Once the geodatabase schema - the total set of object, relationship, and constraint definitions within the geodatabase - had been completed, we imported the data into the database, and reconciled the results, correcting any errors we found. We calculated an estimate of the spatial data storage requirements for the geodatabase, and decided upon a data precision figure of 2126 storage units for every 1-foot map unit. The resolution of the input data was known, and we based the calculations on a total area of the city of Flagstaff of about 1 million X 1 million square feet.

Once the database was prepared and the data loaded, we began training the users on how to interact with the geodatabase using ArcGIS Desktop, and assisted the users to develop data input and management processes. We chose the ArcMap and ArcCatalog tools as the user clients because of their compatibility with the ArcSDE server software.

Figure 7. ArcGIS/ArcSDE Software Model (Trust, 2011)

We created an account for each user, an account for applications to use, and setup database roles. Unlike Microsoft Access software hosting personal geodatabases, the Oracle server host of the enterprise geodatabase supports a robust security model, and we setup user roles, developer roles, and administrator roles. For those requiring Microsoft Access or those that prefer it over such clients as Microsoft Excel, we developed a Microsoft Access application in the Visual Basic .NET computer language.
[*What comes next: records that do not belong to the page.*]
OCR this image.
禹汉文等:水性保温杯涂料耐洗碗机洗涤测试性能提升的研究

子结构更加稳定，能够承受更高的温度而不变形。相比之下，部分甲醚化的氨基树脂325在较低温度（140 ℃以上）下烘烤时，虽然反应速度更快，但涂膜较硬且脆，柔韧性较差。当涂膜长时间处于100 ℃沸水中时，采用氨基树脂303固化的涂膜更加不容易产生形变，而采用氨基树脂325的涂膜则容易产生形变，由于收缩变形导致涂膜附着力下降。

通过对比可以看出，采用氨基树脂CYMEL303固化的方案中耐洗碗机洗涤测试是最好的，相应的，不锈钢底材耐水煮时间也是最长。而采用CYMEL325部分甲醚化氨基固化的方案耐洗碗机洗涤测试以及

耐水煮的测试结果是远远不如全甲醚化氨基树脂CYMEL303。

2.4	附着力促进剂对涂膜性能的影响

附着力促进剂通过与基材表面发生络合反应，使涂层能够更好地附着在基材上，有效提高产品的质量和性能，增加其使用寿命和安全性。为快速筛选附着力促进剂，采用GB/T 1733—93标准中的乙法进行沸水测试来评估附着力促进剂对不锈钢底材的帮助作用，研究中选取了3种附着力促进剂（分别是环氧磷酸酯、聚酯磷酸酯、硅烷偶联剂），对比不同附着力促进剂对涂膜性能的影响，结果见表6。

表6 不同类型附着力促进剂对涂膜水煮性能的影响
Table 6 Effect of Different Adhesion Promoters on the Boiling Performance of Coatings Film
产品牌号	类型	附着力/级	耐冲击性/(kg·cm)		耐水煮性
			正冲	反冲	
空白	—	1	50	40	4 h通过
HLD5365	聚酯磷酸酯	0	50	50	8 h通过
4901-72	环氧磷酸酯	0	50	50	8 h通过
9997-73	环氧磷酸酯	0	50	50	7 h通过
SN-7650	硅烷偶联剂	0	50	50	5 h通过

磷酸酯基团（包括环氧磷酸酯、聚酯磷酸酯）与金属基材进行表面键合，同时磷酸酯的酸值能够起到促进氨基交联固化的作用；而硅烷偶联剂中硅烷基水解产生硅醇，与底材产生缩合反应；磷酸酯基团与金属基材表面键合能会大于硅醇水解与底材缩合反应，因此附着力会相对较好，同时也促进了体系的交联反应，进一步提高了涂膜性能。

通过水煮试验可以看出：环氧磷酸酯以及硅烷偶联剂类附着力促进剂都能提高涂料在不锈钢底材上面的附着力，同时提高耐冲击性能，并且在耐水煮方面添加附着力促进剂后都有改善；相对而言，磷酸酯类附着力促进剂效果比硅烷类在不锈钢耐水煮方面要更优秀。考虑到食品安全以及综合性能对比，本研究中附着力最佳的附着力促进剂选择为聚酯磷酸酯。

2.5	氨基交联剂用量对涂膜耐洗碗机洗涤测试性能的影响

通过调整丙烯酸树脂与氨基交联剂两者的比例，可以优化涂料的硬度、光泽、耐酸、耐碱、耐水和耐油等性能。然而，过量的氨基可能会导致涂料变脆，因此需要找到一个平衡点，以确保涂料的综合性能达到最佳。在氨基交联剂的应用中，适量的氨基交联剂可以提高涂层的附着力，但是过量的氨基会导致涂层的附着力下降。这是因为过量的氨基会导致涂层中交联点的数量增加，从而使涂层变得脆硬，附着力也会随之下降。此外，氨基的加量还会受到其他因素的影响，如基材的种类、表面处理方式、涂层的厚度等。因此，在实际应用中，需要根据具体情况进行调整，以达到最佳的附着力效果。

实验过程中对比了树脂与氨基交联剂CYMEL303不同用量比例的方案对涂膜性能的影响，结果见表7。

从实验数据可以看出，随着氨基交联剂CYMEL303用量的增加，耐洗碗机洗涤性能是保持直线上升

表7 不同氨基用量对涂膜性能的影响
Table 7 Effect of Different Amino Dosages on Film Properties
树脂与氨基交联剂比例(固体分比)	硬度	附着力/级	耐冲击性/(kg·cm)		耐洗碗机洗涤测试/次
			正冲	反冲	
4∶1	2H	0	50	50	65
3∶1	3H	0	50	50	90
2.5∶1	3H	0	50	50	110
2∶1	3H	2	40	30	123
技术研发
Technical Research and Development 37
The Development Review Board was our pilot customer for the development of versioning policy and the versioning/archiving process for the geodatabase. Support for multiple versions of a feature dataset allows multiple personnel from different departments to work on the update of a feature dataset(s) and its classes, and any related non-spatial tables, simultaneously. Versions are managed at the database level by ArcSDE and the Oracle host.

For each submittal to the Review Board, plat developers are to develop at least two alternative preliminary plat designs, designated A and B. When a submittal package is received by the board from the developers, the receival clerk creates a version in the database for each alternative plat of the submittal by cloning it from the default version in ArcCatalog. The paperwork is then forwarded on to the appropriate departments.

GIS personnel are assigned in each department to input the plat designs into the database. Each person ensures that the feature datasets to be updated are versioned without the option to move edits from the default version to the database (base version). This allows data archiving (backups) to be enabled. The GIS specialist then enables archiving, switches to the appropriate preliminary version of a plat, and inputs the data using ArcMap. Usually, the lead GIS specialist of the department is assigned for preliminary data input as accuracy is vital; data input errors at this stage are very difficult to correct.

Under the hood, when a feature dataset is registered as versioned, delta tables in the database are created to hold the data. Over time, changes in all versions descended from the default version are merged into the default version. Every 24 hours, the server launches a compression job, maintained by the geodatabase administrator. This job merges the default version data into the database, making the changes permanent. The access permission of the default version of the database is set to public by convention; the access permission of each department's version is set to either protected or private, depending on departmental policy.

After both preliminary plat designs are input into the database, ArcGIS Map Documents (.MXD files) are forwarded to the Board for review, and the Board will approve either plat A or plat B. The developers will be notified of the Board's decision, and construction on the plat will then begin based on the approved plat design.

Figure 8. ArcSDE Versioning Concept (Huang/ESRI 2016)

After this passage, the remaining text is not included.